È la sostanza che riempie lo spazio interno alla cellula e che circonda gli organuli cellulari. Trasparente, traslucido, gelatinoso, ha soprattutto il compito di dare turgore alla cellula e di favorire lo svolgimento di alcune importanti reazioni biologiche.
Cloroplasti
Sono organelli cellulari tipici delle cellule vegetali. Rappresentano le strutture all'interno del quale avviene la fotosintesi clorofilliana, processo che consente alle piante di sintetizzare quegli zuccheri che saranno successivamente utilizzati, nei mitocondri, per ottenere energia. La capacità di autosintesi di sostanze nutritizie è esclusiva dei cosiddetti organismi autotrofi; al contrario, quegli organismi che sono costretti a nutrirsi di sostanza organica già sintetizzata, come gli animali o i funghi, sono definiti eterotrofi.
Mitocondri
Organelli cellulari al cui interno avvengono quelle reazioni che permettono la trasformazione delle sostanze nutritizie (zuccheri) in energia chimica utilizzabile dalla cellula.
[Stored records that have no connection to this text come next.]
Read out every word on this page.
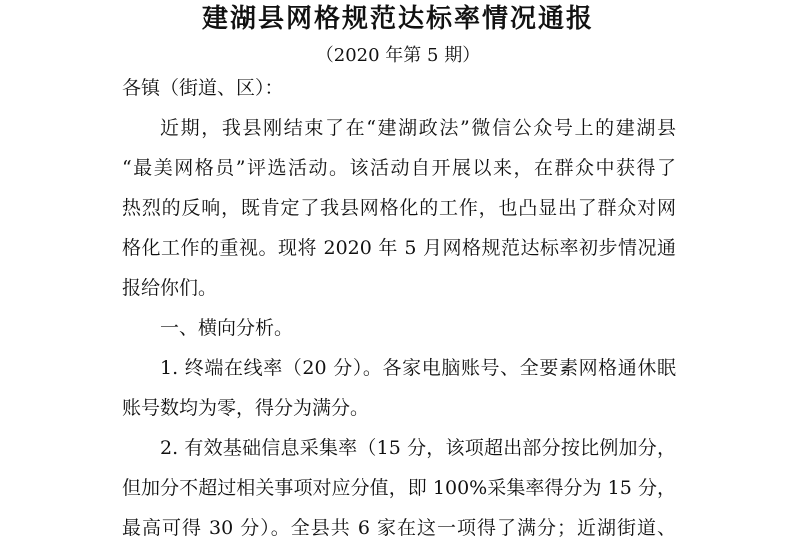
建湖县网格规范达标率情况通报
（2020 年第 5 期）
各镇（街道、区）：
近期，我县刚结束了在“建湖政法”微信公众号上的建湖县
“最美网格员”评选活动。该活动自开展以来，在群众中获得了
热烈的反响，既肯定了我县网格化的工作，也凸显出了群众对网
格化工作的重视。现将 2020 年 5 月网格规范达标率初步情况通
报给你们。
一、横向分析。
1. 终端在线率（20 分）。各家电脑账号、全要素网格通休眠
账号数均为零，得分为满分。
2. 有效基础信息采集率（15 分，该项超出部分按比例加分，
但加分不超过相关事项对应分值，即 100%采集率得分为 15 分，
最高可得 30 分）。全县共 6 家在这一项得了满分；近湖街道、
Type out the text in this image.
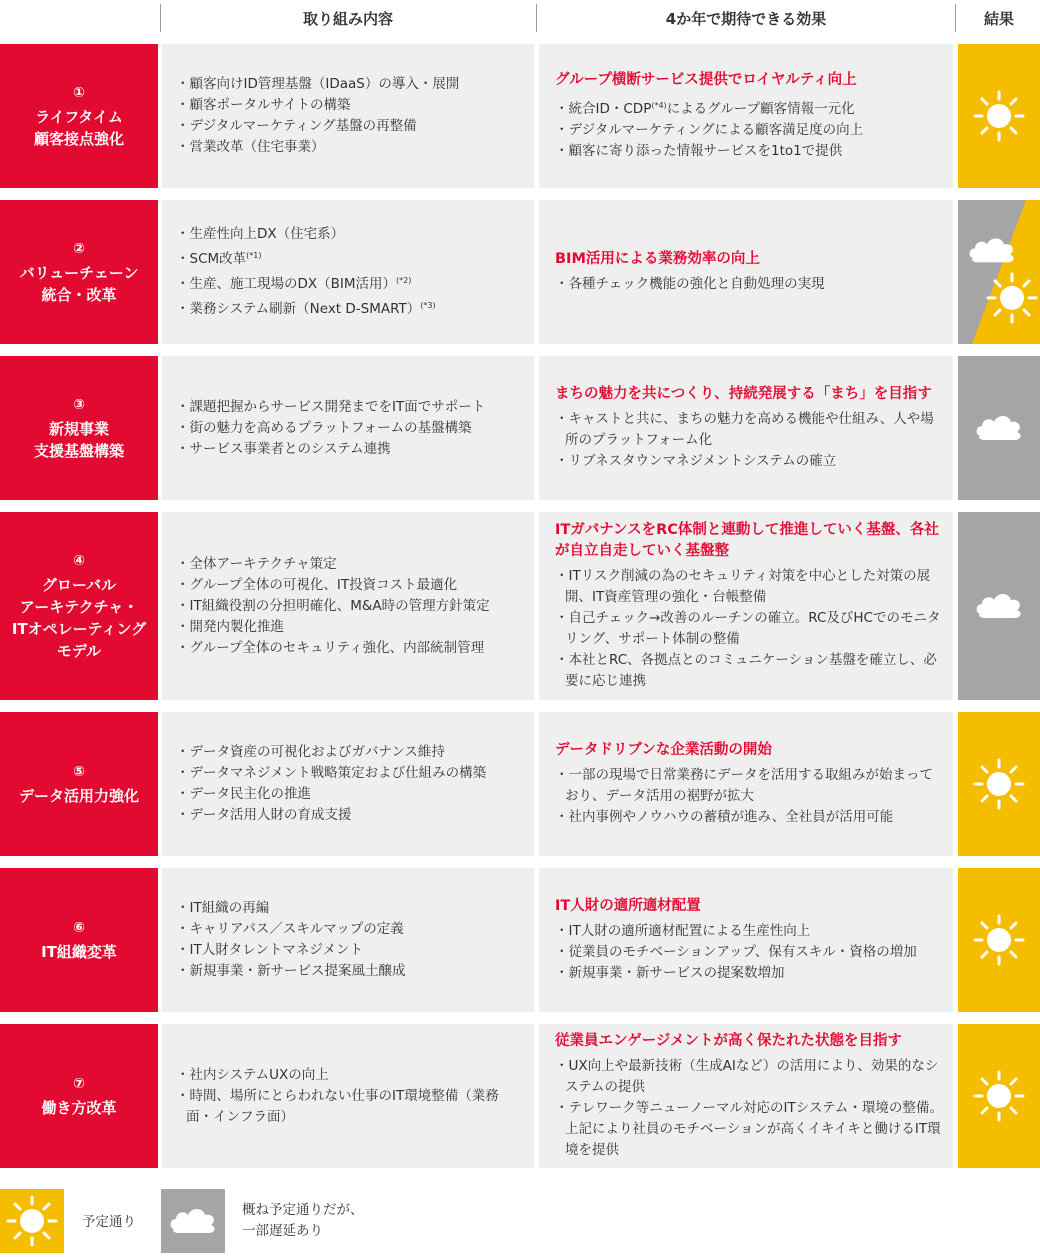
取り組み内容	4か年で期待できる効果	結果
①
ライフタイム
顧客接点強化
・顧客向けID管理基盤（IDaaS）の導入・展開
・顧客ポータルサイトの構築
・デジタルマーケティング基盤の再整備
・営業改革（住宅事業）
グループ横断サービス提供でロイヤルティ向上
・統合ID・$CDP^{(*4)}$によるグループ顧客情報一元化
・デジタルマーケティングによる顧客満足度の向上
・顧客に寄り添った情報サービスを1to1で提供
②
バリューチェーン
統合・改革
・生産性向上DX（住宅系）
・SCM改革$^{(*1)}$
・生産、施工現場のDX（BIM活用）$^{(*2)}$
・業務システム刷新（Next D-SMART）$^{(*3)}$
BIM活用による業務効率の向上
・各種チェック機能の強化と自動処理の実現
③
新規事業
支援基盤構築
・課題把握からサービス開発までをIT面でサポート
・街の魅力を高めるプラットフォームの基盤構築
・サービス事業者とのシステム連携
まちの魅力を共につくり、持続発展する「まち」を目指す
・キャストと共に、まちの魅力を高める機能や仕組み、人や場所のプラットフォーム化
・リブネスタウンマネジメントシステムの確立
④
グローバル
アーキテクチャ・
ITオペレーティング
モデル
・全体アーキテクチャ策定
・グループ全体の可視化、IT投資コスト最適化
・IT組織役割の分担明確化、M&A時の管理方針策定
・開発内製化推進
・グループ全体のセキュリティ強化、内部統制管理
ITガバナンスをRC体制と連動して推進していく基盤、各社が自立自走していく基盤整
・ITリスク削減の為のセキュリティ対策を中心とした対策の展開、IT資産管理の強化・台帳整備
・自己チェック→改善のルーチンの確立。RC及びHCでのモニタリング、サポート体制の整備
・本社とRC、各拠点とのコミュニケーション基盤を確立し、必要に応じ連携
⑤
データ活用力強化
・データ資産の可視化およびガバナンス維持
・データマネジメント戦略策定および仕組みの構築
・データ民主化の推進
・データ活用人財の育成支援
データドリブンな企業活動の開始
・一部の現場で日常業務にデータを活用する取組みが始まっており、データ活用の裾野が拡大
・社内事例やノウハウの蓄積が進み、全社員が活用可能
⑥
IT組織変革
・IT組織の再編
・キャリアパス／スキルマップの定義
・IT人財タレントマネジメント
・新規事業・新サービス提案風土醸成
IT人財の適所適材配置
・IT人財の適所適材配置による生産性向上
・従業員のモチベーションアップ、保有スキル・資格の増加
・新規事業・新サービスの提案数増加
⑦
働き方改革
・社内システムUXの向上
・時間、場所にとらわれない仕事のIT環境整備（業務面・インフラ面）
従業員エンゲージメントが高く保たれた状態を目指す
・UX向上や最新技術（生成AIなど）の活用により、効果的なシステムの提供
・テレワーク等ニューノーマル対応のITシステム・環境の整備。上記により社員のモチベーションが高くイキイキと働けるIT環境を提供
予定通り
概ね予定通りだが、
一部遅延あり
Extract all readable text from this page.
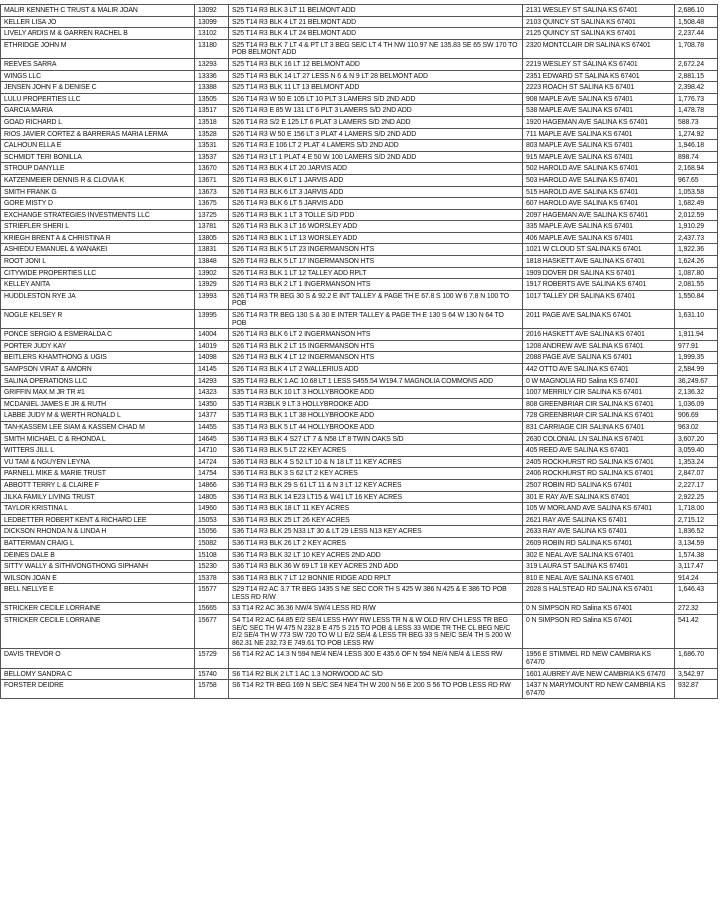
MALIR KENNETH C TRUST & MALIR JOAN	13092	S25 T14 R3 BLK 3 LT 11 BELMONT ADD	2131 WESLEY ST SALINA KS 67401	2,686.10
KELLER LISA JO	13099	S25 T14 R3 BLK 4 LT 21 BELMONT ADD	2103 QUINCY ST SALINA KS 67401	1,508.48
LIVELY ARDIS M & GARREN RACHEL B	13102	S25 T14 R3 BLK 4 LT 24 BELMONT ADD	2125 QUINCY ST SALINA KS 67401	2,237.44
ETHRIDGE JOHN M	13180	S25 T14 R3 BLK 7 LT 4 & PT LT 3 BEG SE/C LT 4 TH NW 110.97 NE 135.83 SE 65 SW 170 TO POB BELMONT ADD	2320 MONTCLAIR DR SALINA KS 67401	1,708.78
REEVES SARRA	13293	S25 T14 R3 BLK 16 LT 12 BELMONT ADD	2219 WESLEY ST SALINA KS 67401	2,672.24
WINGS LLC	13336	S25 T14 R3 BLK 14 LT 27 LESS N 6 & N 9 LT 28 BELMONT ADD	2351 EDWARD ST SALINA KS 67401	2,881.15
JENSEN JOHN F & DENISE C	13388	S25 T14 R3 BLK 11 LT 13 BELMONT ADD	2223 ROACH ST SALINA KS 67401	2,398.42
LULU PROPERTIES LLC	13505	S26 T14 R3 W 50 E 105 LT 10 PLT 3 LAMERS S/D 2ND ADD	908 MAPLE AVE SALINA KS 67401	1,776.73
GARCIA MARIA	13517	S26 T14 R3 E 85 W 131 LT 6 PLT 3 LAMERS S/D 2ND ADD	538 MAPLE AVE SALINA KS 67401	1,478.78
GOAD RICHARD L	13518	S26 T14 R3 S/2 E 125 LT 6 PLAT 3 LAMERS S/D 2ND ADD	1920 HAGEMAN AVE SALINA KS 67401	588.73
RIOS JAVIER CORTEZ & BARRERAS MARIA LERMA	13528	S26 T14 R3 W 50 E 156 LT 3 PLAT 4 LAMERS S/D 2ND ADD	711 MAPLE AVE SALINA KS 67401	1,274.92
CALHOUN ELLA E	13531	S26 T14 R3 E 106 LT 2 PLAT 4 LAMERS S/D 2ND ADD	803 MAPLE AVE SALINA KS 67401	1,946.18
SCHMIDT TERI BONILLA	13537	S26 T14 R3 LT 1 PLAT 4 E 50 W 100 LAMERS S/D 2ND ADD	915 MAPLE AVE SALINA KS 67401	898.74
STROUP DANYLLE	13670	S26 T14 R3 BLK 4 LT 20 JARVIS ADD	502 HAROLD AVE SALINA KS 67401	2,168.94
KATZENMEIER DENNIS R & CLOVIA K	13671	S26 T14 R3 BLK 6 LT 1 JARVIS ADD	503 HAROLD AVE SALINA KS 67401	967.65
SMITH FRANK G	13673	S26 T14 R3 BLK 6 LT 3 JARVIS ADD	515 HAROLD AVE SALINA KS 67401	1,053.58
GORE MISTY D	13675	S26 T14 R3 BLK 6 LT 5 JARVIS ADD	607 HAROLD AVE SALINA KS 67401	1,682.49
EXCHANGE STRATEGIES INVESTMENTS LLC	13725	S26 T14 R3 BLK 1 LT 3 TOLLE S/D PDD	2097 HAGEMAN AVE SALINA KS 67401	2,012.59
STRIEFLER SHERI L	13781	S26 T14 R3 BLK 3 LT 16 WORSLEY ADD	335 MAPLE AVE SALINA KS 67401	1,910.29
KRIEGH BRENT A & CHRISTINA R	13805	S26 T14 R3 BLK 1 LT 13 WORSLEY ADD	406 MAPLE AVE SALINA KS 67401	2,437.73
ASHIEDU EMANUEL & WANAKEI	13831	S26 T14 R3 BLK 5 LT 23 INGERMANSON HTS	1021 W CLOUD ST SALINA KS 67401	1,922.36
ROOT JONI L	13848	S26 T14 R3 BLK 5 LT 17 INGERMANSON HTS	1818 HASKETT AVE SALINA KS 67401	1,624.26
CITYWIDE PROPERTIES LLC	13902	S26 T14 R3 BLK 1 LT 12 TALLEY ADD RPLT	1909 DOVER DR SALINA KS 67401	1,087.80
KELLEY ANITA	13929	S26 T14 R3 BLK 2 LT 1 INGERMANSON HTS	1917 ROBERTS AVE SALINA KS 67401	2,081.55
HUDDLESTON RYE JA	13993	S26 T14 R3 TR BEG 30 S & 92.2 E INT TALLEY & PAGE TH E 67.8 S 100 W 6 7.8 N 100 TO POB	1017 TALLEY DR SALINA KS 67401	1,550.84
NOGLE KELSEY R	13995	S26 T14 R3 TR BEG 130 S & 30 E INTER TALLEY & PAGE TH E 130 S 64 W 130 N 64 TO POB	2011 PAGE AVE SALINA KS 67401	1,631.10
PONCE SERGIO & ESMERALDA C	14004	S26 T14 R3 BLK 6 LT 2 INGERMANSON HTS	2016 HASKETT AVE SALINA KS 67401	1,911.94
PORTER JUDY KAY	14019	S26 T14 R3 BLK 2 LT 15 INGERMANSON HTS	1208 ANDREW AVE SALINA KS 67401	977.91
BEITLERS KHAMTHONG & UGIS	14098	S26 T14 R3 BLK 4 LT 12 INGERMANSON HTS	2088 PAGE AVE SALINA KS 67401	1,999.35
SAMPSON VIRAT & AMORN	14145	S26 T14 R3 BLK 4 LT 2 WALLERIUS ADD	442 OTTO AVE SALINA KS 67401	2,584.99
SALINA OPERATIONS LLC	14293	S35 T14 R3 BLK 1 AC 10.68 LT 1 LESS S455.54 W194.7 MAGNOLIA COMMONS ADD	0 W MAGNOLIA RD Salina KS 67401	36,249.67
GRIFFIN MAX M JR TR #1	14323	S35 T14 R3 BLK 10 LT 3 HOLLYBROOKE ADD	1007 MERRILY CIR SALINA KS 67401	2,136.32
MCDANIEL JAMES E JR & RUTH	14350	S35 T14 R3BLK 9 LT 3 HOLLYBROOKE ADD	808 GREENBRIAR CIR SALINA KS 67401	1,036.09
LABBE JUDY M & WERTH RONALD L	14377	S35 T14 R3 BLK 1 LT 38 HOLLYBROOKE ADD	728 GREENBRIAR CIR SALINA KS 67401	906.69
TAN-KASSEM LEE SIAM & KASSEM CHAD M	14455	S35 T14 R3 BLK 5 LT 44 HOLLYBROOKE ADD	831 CARRIAGE CIR SALINA KS 67401	963.02
SMITH MICHAEL C & RHONDA L	14645	S36 T14 R3 BLK 4 S27 LT 7 & N58 LT 8 TWIN OAKS S/D	2630 COLONIAL LN SALINA KS 67401	3,607.20
WITTERS JILL L	14710	S36 T14 R3 BLK 5 LT 22 KEY ACRES	405 REED AVE SALINA KS 67401	3,059.40
VU TAM & NGUYEN LEYNA	14724	S36 T14 R3 BLK 4 S 52 LT 10 & N 18 LT 11 KEY ACRES	2405 ROCKHURST RD SALINA KS 67401	1,353.24
PARNELL MIKE & MARIE TRUST	14754	S36 T14 R3 BLK 3 S 62 LT 2 KEY ACRES	2406 ROCKHURST RD SALINA KS 67401	2,847.07
ABBOTT TERRY L & CLAIRE F	14866	S36 T14 R3 BLK 29 S 61 LT 11 & N 3 LT 12 KEY ACRES	2507 ROBIN RD SALINA KS 67401	2,227.17
JILKA FAMILY LIVING TRUST	14805	S36 T14 R3 BLK 14 E23 LT15 & W41 LT 16 KEY ACRES	301 E RAY AVE SALINA KS 67401	2,922.25
TAYLOR KRISTINA L	14960	S36 T14 R3 BLK 18 LT 11 KEY ACRES	105 W MORLAND AVE SALINA KS 67401	1,718.00
LEDBETTER ROBERT KENT & RICHARD LEE	15053	S36 T14 R3 BLK 25 LT 26 KEY ACRES	2621 RAY AVE SALINA KS 67401	2,715.12
DICKSON RHONDA N & LINDA H	15056	S36 T14 R3 BLK 25 N33 LT 30 & LT 29 LESS N13 KEY ACRES	2633 RAY AVE SALINA KS 67401	1,836.52
BATTERMAN CRAIG L	15082	S36 T14 R3 BLK 26 LT 2 KEY ACRES	2609 ROBIN RD SALINA KS 67401	3,134.59
DEINES DALE B	15108	S36 T14 R3 BLK 32 LT 10 KEY ACRES 2ND ADD	302 E NEAL AVE SALINA KS 67401	1,574.38
SITTY WALLY & SITHIVONGTHONG SIPHANH	15230	S36 T14 R3 BLK 36 W 69 LT 18 KEY ACRES 2ND ADD	319 LAURA ST SALINA KS 67401	3,117.47
WILSON JOAN E	15378	S36 T14 R3 BLK 7 LT 12 BONNIE RIDGE ADD RPLT	810 E NEAL AVE SALINA KS 67401	914.24
BELL NELLYE E	15577	S29 T14 R2 AC 3.7 TR BEG 1435 S NE SEC COR TH S 425 W 386 N 425 & E 386 TO POB LESS RD R/W	2028 S HALSTEAD RD SALINA KS 67401	1,646.43
STRICKER CECILE LORRAINE	15665	S3 T14 R2 AC 36.36 NW/4 SW/4 LESS RD R/W	0 N SIMPSON RD Salina KS 67401	272.32
STRICKER CECILE LORRAINE	15677	S4 T14 R2 AC 64.85 E/2 SE/4 LESS HWY RW LESS TR N & W OLD RIV CH LESS TR BEG SE/C SEC TH W 475 N 232.8 E 475 S 215 TO POB & LESS 33 WIDE TR THE CL BEG NE/C E/2 SE/4 TH W 773 SW 720 TO W LI E/2 SE/4 & LESS TR BEG 33 S NE/C SE/4 TH S 200 W 862.31 NE 232.73 E 749.61 TO POB LESS RW	0 N SIMPSON RD Salina KS 67401	541.42
DAVIS TREVOR O	15729	S6 T14 R2 AC 14.3 N 594 NE/4 NE/4 LESS 300 E 435.6 OF N 594 NE/4 NE/4 & LESS RW	1956 E STIMMEL RD NEW CAMBRIA KS 67470	1,686.70
BELLOMY SANDRA C	15740	S6 T14 R2 BLK 2 LT 1 AC 1.3 NORWOOD AC S/D	1601 AUBREY AVE NEW CAMBRIA KS 67470	3,542.97
FORSTER DEIDRE	15758	S6 T14 R2 TR BEG 169 N SE/C SE4 NE4 TH W 200 N 56 E 200 S 56 TO POB LESS RD RW	1437 N MARYMOUNT RD NEW CAMBRIA KS 67470	932.87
Questo processo prende il nome di respirazione cellulare. Esso permette di sintetizzare molecole di ATP (adenosintrifosfato), l'unico compost energetico utilizzabile nei processi di sintesi cellulare.
Nucleo
Il nucleo rappresenta la centrale operativa delle cellule. Esso è presente solo negli organismi definiti eucarioti. Al suo interno sono custodite tutte le informazioni necessarie alla costruzione delle proteine indispensabili alla vita. Tale archivio biochimico è rappresentato dal DNA nucleare. Negli organismi privi di nucleo (procarioti) il DNA è disperso nel citoplasma sotto forma di un unico filamento circolare.
Ribosomi
Sono particolari organelli cellulari che hanno il compito di costruire le proteine, a partire dagli amminoacidi,sulla base delle informazioni contenute nel DNA.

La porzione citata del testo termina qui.